“You think you can hide the people’s protest? But as we leave Liwasang Bonifacio, we move closer to the venue of the summit.”
By DEE AYROSO
MANILA – The Manilakbayan ng Mindanao – composed mostly of Lumád bakwet (evacuees) – condemned the Aquino government as they were forced to “evacuate” from Liwasang Bonifacio here today, Nov. 13, because of the “overkill” security preparations for the Asia-Pacific Economic Cooperation (Apec) leaders’ summit next week.
The Manilakbayan complied with an agreement with Manila City Mayor Joseph Estrada, to leave the area by 6 p.m. today. The city government allowed the protest camp only up to Nov. 12, citing pressure from Malacañang which reportedly wants the area cleared of Lumád protesters, in time for the arrival of Apec visitors.
Ironically, the protest camp evacuated to the Baclaran Church along Roxas Boulevard in Parañaque City, just a short distance from the Apec venues mostly in Pasay City.

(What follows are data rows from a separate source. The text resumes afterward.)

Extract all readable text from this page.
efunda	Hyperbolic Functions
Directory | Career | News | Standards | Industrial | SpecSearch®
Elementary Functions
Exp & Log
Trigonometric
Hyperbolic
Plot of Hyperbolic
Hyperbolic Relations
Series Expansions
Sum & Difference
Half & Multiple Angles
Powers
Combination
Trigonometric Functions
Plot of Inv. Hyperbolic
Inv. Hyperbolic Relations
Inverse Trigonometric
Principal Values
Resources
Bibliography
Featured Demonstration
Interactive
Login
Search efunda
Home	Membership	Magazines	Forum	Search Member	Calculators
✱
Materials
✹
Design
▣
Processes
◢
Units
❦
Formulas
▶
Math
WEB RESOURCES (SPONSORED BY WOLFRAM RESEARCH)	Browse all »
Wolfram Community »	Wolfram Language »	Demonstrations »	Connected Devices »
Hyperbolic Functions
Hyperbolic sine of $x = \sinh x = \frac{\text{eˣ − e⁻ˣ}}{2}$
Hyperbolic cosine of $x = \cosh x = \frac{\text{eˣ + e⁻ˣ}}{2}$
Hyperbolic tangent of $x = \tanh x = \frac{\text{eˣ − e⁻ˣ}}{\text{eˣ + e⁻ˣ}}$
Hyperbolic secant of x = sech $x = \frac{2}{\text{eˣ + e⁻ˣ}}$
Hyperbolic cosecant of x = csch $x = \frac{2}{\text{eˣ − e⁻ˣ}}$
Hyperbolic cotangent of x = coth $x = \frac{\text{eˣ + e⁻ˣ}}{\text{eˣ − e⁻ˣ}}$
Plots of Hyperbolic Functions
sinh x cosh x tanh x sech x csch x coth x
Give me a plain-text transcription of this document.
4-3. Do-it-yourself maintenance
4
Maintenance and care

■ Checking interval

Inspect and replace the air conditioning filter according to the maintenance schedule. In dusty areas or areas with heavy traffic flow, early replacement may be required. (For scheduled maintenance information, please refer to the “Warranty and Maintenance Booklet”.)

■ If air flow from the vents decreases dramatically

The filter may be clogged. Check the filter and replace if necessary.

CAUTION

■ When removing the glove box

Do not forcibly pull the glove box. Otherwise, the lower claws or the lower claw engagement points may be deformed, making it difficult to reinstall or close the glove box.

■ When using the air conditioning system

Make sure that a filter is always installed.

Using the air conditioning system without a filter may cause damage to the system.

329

“You think you can hide the people’s protest? But as we leave Liwasang Bonifacio, we move closer to the venue of the summit,” said Bai Ali Indayla, of Kawagib, Moro Human Rights Group. “There, we will be warmly welcomed by church people and a community, where we will continue to expose President Aquino and his imperialist masters.”
“Pangiyaki” (Lumád shoutout) and bamboo drum beats filled the streets of Manila, as some 1,000 Lumád and their supporters held an indignation march to Mendiola from Liwasang Bonifacio, after they broke camp at 3 p.m., following the dialogue with Estrada.
After the dialogue, Estrada told media that Apec is a special occasion because the country is hosting 21 heads of states and hundreds of foreign media. “We got to ensure the safety of all our visitors and to protect the image of our country at all cost,” Estrada said. “We have to show that our country is safe, our country is clean.”
“They want to show ‘a good image,’ but that is not the truth. They are lying,” said Eufemia Cullamat of Mapasu.
Estrada’s original permit to the Manilakbayan allowed them up to Nov. 22 in Liwasang Bonifacio, but cut it short to Nov. 12, citing a memo from the Department of Interior and Local Government (DILG). The Manila Police District also refused to give permit to the Lumád camp calling it “unsightly, unsanitary.”
The Manilakbayan leaders asserted that they have a Constitutional right to redress their grievances and stay at Liwasang Bonifacio, named after the Father of Philippine Revolution, Andres Bonifacio. But Estrada told them that Malacañang was already scolding him because the camp was still standing.
Jerome Adonis, secretary general of the Kilusang Mayo Uno, called the national government’s preparations as “Martial law,” and repression of the right to freedom of expression.
“They want to hide the truth, the poverty of the workers and majority of the people. They want to hide these from the eyes of the leaders of other countries,” he said.
From Mendiola, the Manilakbayan headed to Baclaran in a convoy of vehicles.
Rising with the sun
Earlier in the morning, Lumád leaders held a panubadtubad alang sa salugpongan, a ritual which called for blessings from the God of Nature to bless the Manilakbayan as they continue their struggle and their calls. A white chicken was slit in the throat, and its head was positioned towards the east, as a wish that the Manilakbayan will “rise with the sun.” A Lumád leader also poured water on the ground, “to cool” President Aquino’s head so that he will hear the lakbayanis’ call.
Stand with the Lumád
The night before, artists and musicians flocked to Liwasang Bonifacio, which became a solidarity concert ground for pop and Lumád culture. Among those who performed were Aiza Seguerra, Bayang Barrios, BLKD, and various indie bands.
From early morning to noon, Manilakbayan supporters slowly streamed in: women, teachers, environmentalists, the religious, and workers.
Mae Paner, a.k.a.Juana Change, decried the government’s clearing up operations of the poor and its critics.
“Are you people trash?” Paner asked. “You are Filipinos, and you are my brothers…We have the same aspiration to have our country stand on its own. But because of Apec, we are all ‘Apec-tado, and now you have to evacuate,” she said.
Bayan Muna Rep. Carlos Zarate said the protesters should brace themselves for the coming days, as the Aquino government is wont to supress its critics “to impress” US President Barack Obama and other Apec leaders.
“The Aquino regime is so scared, now that it sees the growing support of the people to the case of the Lumád and Mindanaoans,” Zarate said.
Ariel Casilao, Anakpawis partylist first nominee and one of the leaders of Manilakbayan, blamed Aquino for their displacement in Manila, and for stonewalling their calls for the pull-out of soldiers and paramilitary in communities, and stop the attacks against schools and Lumád leaders.
“Our anger, our protest, our call for justice and condemnation. are directed to the commander in chief,” Casilao said.